Increased Smartphone Usage Driving up Subscriber Churn Rates
Published on: 14th Sep 2010
Note -- this news article is more than a year old.
Nokia Siemens Networks says that it has identified that customer intent to churn in the UK, Germany and the USA due to dissatisfaction with network quality has grown significantly over 2008 levels.
"In mature markets, where mobile broadband and smartphones have recently taken off, customer loyalty is lowest," said Michael Matthews, head of strategy and business development at Nokia Siemens Networks. "The silver lining in our findings, however, is that price is becoming less critical as a churn trigger. Without a doubt, access to mobile broadband has changed people's priorities and the expectations they have of their service providers."
"Now it's the experience people have - how happy they are with the service they're getting - that's key to attracting and retaining subscribers. People are asking: How good's the coverage? How clear are my voice calls? Do I get a connection when I want one? Are my messaging services simple and flexible? And, increasingly, how accessible and fast is my Internet connection?", added Matthews.
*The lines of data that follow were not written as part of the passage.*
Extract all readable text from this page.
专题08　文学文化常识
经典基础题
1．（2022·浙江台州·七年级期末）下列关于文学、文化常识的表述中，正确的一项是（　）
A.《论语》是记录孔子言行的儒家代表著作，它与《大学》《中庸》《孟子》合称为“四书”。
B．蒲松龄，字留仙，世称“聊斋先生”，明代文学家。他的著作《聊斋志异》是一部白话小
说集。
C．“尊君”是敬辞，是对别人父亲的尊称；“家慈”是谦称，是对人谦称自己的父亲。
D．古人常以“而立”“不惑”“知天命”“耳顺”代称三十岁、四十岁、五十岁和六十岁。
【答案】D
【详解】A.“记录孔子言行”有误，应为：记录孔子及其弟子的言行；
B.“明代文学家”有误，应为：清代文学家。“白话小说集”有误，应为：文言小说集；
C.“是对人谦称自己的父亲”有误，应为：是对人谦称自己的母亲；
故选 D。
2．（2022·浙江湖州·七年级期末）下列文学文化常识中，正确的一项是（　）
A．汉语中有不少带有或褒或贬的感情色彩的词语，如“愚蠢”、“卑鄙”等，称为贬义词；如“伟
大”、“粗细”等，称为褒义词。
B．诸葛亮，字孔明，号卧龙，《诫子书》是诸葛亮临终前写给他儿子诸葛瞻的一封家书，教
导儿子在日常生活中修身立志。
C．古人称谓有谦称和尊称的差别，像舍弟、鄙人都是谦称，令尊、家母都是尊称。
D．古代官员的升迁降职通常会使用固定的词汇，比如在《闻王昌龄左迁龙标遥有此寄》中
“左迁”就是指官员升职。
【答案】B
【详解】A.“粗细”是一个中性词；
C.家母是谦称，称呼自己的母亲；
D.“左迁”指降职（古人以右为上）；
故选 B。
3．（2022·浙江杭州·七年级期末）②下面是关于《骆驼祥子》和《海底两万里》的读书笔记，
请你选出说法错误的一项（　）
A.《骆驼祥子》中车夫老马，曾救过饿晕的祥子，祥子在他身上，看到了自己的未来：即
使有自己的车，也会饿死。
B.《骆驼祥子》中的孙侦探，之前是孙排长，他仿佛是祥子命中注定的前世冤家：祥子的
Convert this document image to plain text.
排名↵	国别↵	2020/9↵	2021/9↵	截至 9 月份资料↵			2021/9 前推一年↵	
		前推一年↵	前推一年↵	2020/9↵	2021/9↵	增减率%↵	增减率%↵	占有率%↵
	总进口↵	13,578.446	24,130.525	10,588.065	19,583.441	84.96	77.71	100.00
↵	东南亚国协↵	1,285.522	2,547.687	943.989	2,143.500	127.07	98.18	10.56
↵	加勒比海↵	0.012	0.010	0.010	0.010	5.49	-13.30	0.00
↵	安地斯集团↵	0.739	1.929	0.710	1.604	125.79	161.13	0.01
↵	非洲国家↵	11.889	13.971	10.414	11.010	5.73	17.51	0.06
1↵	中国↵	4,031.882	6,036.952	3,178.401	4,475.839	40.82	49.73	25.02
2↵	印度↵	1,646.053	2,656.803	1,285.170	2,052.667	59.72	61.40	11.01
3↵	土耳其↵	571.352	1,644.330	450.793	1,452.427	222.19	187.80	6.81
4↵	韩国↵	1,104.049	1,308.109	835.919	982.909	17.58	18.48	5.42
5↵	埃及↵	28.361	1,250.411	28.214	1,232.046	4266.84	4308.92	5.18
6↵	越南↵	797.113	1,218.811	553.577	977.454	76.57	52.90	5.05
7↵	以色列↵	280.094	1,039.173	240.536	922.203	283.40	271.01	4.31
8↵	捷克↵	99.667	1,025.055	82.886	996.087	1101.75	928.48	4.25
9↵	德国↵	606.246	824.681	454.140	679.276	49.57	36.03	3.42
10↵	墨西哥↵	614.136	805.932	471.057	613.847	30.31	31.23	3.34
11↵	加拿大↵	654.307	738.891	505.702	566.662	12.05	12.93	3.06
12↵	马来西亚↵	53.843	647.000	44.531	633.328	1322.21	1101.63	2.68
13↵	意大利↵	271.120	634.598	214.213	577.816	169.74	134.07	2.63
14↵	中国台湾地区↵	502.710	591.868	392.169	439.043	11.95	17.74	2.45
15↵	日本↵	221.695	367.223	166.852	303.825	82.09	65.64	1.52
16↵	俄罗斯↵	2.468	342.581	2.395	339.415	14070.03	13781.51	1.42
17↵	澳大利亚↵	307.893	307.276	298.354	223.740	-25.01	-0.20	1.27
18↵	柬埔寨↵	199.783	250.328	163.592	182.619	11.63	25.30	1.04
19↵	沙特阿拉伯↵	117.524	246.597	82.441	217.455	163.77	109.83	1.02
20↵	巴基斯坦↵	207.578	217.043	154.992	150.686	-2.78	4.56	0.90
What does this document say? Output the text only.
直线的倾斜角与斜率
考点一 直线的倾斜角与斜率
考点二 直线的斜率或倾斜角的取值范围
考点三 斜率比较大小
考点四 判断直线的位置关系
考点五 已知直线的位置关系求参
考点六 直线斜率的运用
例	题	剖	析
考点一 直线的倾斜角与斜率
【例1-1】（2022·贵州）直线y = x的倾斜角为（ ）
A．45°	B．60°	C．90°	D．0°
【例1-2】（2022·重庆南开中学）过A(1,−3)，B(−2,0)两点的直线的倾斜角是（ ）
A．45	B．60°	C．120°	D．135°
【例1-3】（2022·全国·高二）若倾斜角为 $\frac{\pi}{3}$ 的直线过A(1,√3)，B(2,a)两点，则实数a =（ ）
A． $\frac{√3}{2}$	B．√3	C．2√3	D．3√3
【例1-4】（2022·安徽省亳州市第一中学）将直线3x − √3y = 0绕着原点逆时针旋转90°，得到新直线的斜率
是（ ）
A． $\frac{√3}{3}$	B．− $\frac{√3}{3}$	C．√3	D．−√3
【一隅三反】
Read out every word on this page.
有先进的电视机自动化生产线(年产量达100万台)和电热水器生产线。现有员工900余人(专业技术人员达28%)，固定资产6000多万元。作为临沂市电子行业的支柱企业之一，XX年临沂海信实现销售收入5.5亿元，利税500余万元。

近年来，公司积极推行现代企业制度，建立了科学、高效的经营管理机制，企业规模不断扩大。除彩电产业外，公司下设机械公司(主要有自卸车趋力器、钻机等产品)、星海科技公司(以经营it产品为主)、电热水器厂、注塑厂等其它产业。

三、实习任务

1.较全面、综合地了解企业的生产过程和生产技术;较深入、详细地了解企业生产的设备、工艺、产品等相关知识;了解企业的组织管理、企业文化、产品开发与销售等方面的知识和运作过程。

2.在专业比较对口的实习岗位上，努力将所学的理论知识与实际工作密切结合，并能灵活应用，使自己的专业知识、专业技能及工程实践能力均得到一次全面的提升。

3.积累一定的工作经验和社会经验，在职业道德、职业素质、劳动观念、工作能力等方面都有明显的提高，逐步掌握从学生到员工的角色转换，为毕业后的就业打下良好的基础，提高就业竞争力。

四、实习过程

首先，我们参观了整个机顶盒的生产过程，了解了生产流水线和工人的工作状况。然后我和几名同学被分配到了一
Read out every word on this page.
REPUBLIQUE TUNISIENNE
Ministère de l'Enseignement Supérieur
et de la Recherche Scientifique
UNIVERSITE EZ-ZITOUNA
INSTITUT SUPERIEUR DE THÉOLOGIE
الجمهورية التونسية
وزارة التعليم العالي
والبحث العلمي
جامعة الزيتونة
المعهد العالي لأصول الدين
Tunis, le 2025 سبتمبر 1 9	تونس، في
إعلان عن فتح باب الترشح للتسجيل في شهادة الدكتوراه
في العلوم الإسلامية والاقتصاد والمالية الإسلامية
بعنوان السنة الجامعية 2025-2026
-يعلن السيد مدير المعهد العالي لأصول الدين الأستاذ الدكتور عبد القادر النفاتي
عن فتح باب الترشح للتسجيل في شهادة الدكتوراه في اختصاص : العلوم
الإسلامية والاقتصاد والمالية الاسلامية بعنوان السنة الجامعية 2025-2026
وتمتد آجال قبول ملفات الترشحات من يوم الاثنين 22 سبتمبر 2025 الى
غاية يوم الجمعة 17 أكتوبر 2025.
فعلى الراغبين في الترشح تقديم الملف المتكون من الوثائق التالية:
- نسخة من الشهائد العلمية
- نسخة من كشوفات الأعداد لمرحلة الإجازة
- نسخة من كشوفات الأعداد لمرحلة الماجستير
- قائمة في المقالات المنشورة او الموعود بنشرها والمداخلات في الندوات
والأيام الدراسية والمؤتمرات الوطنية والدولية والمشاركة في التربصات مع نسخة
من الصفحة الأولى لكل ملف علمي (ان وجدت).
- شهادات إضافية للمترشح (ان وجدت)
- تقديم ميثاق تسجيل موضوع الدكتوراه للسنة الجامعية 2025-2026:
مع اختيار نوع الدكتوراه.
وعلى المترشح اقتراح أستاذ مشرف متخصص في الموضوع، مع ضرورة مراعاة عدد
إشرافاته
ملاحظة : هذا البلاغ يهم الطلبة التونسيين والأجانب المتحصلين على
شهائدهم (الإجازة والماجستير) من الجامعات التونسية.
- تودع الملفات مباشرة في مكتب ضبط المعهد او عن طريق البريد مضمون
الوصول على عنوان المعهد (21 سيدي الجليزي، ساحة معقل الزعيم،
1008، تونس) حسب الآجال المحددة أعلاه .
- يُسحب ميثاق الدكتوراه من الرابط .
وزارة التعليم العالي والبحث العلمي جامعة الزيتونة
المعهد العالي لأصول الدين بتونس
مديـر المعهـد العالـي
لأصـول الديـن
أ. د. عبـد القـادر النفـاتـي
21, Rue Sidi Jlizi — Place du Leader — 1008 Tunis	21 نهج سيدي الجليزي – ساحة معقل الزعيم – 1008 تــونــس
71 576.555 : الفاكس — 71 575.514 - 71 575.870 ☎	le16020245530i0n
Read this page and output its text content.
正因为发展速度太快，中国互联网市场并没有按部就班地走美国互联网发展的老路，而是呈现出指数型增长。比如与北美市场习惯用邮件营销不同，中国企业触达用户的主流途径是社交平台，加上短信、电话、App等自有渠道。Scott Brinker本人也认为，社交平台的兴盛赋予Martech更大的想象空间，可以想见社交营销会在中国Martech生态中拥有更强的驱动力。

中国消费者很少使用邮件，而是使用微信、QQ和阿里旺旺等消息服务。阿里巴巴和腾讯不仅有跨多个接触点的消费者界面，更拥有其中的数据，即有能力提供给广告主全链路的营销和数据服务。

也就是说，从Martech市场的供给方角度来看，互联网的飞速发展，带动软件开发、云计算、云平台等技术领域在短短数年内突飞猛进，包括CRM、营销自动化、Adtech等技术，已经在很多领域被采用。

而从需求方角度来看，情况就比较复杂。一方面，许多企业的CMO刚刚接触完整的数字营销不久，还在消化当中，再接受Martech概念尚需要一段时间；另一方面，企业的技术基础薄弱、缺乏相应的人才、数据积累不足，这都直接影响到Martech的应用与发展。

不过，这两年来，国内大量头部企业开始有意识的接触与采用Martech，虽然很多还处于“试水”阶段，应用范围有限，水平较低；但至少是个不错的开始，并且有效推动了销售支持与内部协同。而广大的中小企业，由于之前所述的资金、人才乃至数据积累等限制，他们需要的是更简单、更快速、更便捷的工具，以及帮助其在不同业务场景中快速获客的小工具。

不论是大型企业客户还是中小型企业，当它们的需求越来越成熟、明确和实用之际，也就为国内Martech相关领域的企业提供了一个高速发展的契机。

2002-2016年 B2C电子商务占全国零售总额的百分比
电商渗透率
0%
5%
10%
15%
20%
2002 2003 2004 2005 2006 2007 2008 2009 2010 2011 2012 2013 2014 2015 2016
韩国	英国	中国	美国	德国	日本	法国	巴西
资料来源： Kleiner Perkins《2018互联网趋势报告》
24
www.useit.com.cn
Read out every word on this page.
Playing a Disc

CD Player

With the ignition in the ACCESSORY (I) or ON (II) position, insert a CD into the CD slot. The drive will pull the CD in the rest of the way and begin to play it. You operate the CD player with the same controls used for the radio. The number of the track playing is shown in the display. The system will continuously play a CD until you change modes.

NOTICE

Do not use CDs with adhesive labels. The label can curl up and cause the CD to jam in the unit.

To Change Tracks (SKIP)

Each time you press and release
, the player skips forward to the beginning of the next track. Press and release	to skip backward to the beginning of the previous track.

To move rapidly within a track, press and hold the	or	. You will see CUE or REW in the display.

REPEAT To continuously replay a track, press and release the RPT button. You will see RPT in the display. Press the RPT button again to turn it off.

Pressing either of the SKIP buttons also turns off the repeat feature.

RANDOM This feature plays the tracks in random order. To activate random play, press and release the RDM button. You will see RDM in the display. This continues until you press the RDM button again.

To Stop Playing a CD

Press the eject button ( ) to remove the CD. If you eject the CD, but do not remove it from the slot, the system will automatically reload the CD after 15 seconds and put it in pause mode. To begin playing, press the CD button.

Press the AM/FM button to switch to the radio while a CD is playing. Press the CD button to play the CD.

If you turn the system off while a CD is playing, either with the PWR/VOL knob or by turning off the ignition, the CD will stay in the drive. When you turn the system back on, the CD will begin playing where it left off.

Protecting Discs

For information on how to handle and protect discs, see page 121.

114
The study reveals that in the UK, 45% of the negative experiences people have with their mobile can be explained by network quality falling below expectation. This may be attributable to the recent steep increase of smartphones in the network, which can cause a rapid increase in signaling traffic that has the potential to cause network congestion for all subscribers. The study results were similar in the USA and Germany, and, unless the issue is proactively addressed, it's only a matter of time before emerging markets around the world have same issues.
Already, the global impact of network quality on subscriber retention stands at 34%, far higher than in previous years.
Many operators around the world are already taking action to improve the quality of experience for their subscribers. Nokia Siemens Networks recently completed the London Experience Project with Telefónica O2, in which the company optimized the network for smartphones by minimizing the signaling load. The O2 network has now been verified by the British Approvals Board for Telecommunications as the "fastest mobile broadband" network in London.
More than 20,000 consumers are interviewed for the study across 17 countries covering mature markets and highly competitive emerging markets.